2 hours ago, VikingWolf said:They did calm down later in the adventure, but when they did kill NPCs (although the ones they killed weren't vital to the story) it was done in the manner of their characters. For example a Twi'Lek opened the cell, gave them their equipment. One of the player's characters was very paranoid and didn't trust people, so he turned on her as soon as she gave him his stuff. So it wasn't total random killing all the time.
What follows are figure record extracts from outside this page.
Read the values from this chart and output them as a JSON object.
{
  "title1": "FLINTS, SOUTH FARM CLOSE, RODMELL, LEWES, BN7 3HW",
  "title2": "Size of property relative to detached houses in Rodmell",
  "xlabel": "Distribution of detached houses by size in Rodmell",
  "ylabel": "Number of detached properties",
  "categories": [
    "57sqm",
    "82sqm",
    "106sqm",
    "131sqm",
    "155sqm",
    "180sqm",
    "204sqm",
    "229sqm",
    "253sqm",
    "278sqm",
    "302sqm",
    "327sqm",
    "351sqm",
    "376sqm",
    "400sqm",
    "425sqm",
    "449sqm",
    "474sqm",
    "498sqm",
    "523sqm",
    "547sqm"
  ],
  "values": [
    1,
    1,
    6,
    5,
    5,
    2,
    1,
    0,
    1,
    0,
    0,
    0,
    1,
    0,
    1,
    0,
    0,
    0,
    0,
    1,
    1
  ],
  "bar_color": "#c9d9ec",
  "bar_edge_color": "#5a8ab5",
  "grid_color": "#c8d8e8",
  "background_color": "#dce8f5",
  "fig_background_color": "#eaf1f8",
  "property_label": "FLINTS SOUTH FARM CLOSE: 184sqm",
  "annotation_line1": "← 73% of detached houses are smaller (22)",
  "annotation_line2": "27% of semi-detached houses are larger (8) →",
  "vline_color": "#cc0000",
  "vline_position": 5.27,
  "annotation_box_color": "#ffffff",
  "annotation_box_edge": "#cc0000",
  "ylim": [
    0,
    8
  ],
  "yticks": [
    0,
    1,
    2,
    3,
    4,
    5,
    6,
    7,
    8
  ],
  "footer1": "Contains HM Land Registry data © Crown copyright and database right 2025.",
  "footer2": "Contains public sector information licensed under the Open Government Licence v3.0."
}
Sounds like definite D20 mentality to me. The "NPC's don't matter so let's kill them all" kind of sociopathic reaction most gamers have. I know you say it was "in character" to kill the twilek, but then when you follow that with "and they killed everyone", that tends to lean more towards the "murder hobo" kind of player mentality
What I do with my players, is try to stress that the story is paramount, not the dice mechanics or the loot. That the idea is to create a fun story with the narrative friendly rules, and not worry about the fine details like looting every body for all of their valuables, etc. I have one player, that even after close to 20 years of gaming with me, still thinks I'm out to kill him and the other PC's in every encounter. Despite my repeated statements that "killing you means the story is over, so why would I do that this early?" And my repeated stressing that I don't give a **it about the mechanics, and only see them as a tool to tell a fun story, and that I want THEM to do awesome, dramatic, cool stuff so that we all have fun, and it's an amazing campaign. And yet, STILL, he thinks I want to pile the corpses of the party in some altar to my GM a**hattery or something. *shrugs*
But I always stress that I want them to think of themselves as being in Star Wars, and the crazy, dramatic, heroic stuff the characters do. Like, leaping out of a window in a building 3 miles high, just to grab a little probe droid. Or diving out of a speeder at the same elevation, without a chute, to grab a passing speeder, etc etc. Go big, and have fun. And don't worry about the details of little things. That seems to help my players shake the dregs of their D20 mindset, which, I feel, is directly contrary to truly enjoying this system. It's more narrative driven, not mechanic driven. And for some players, especially coming off D20, that's a hard pill to swallow.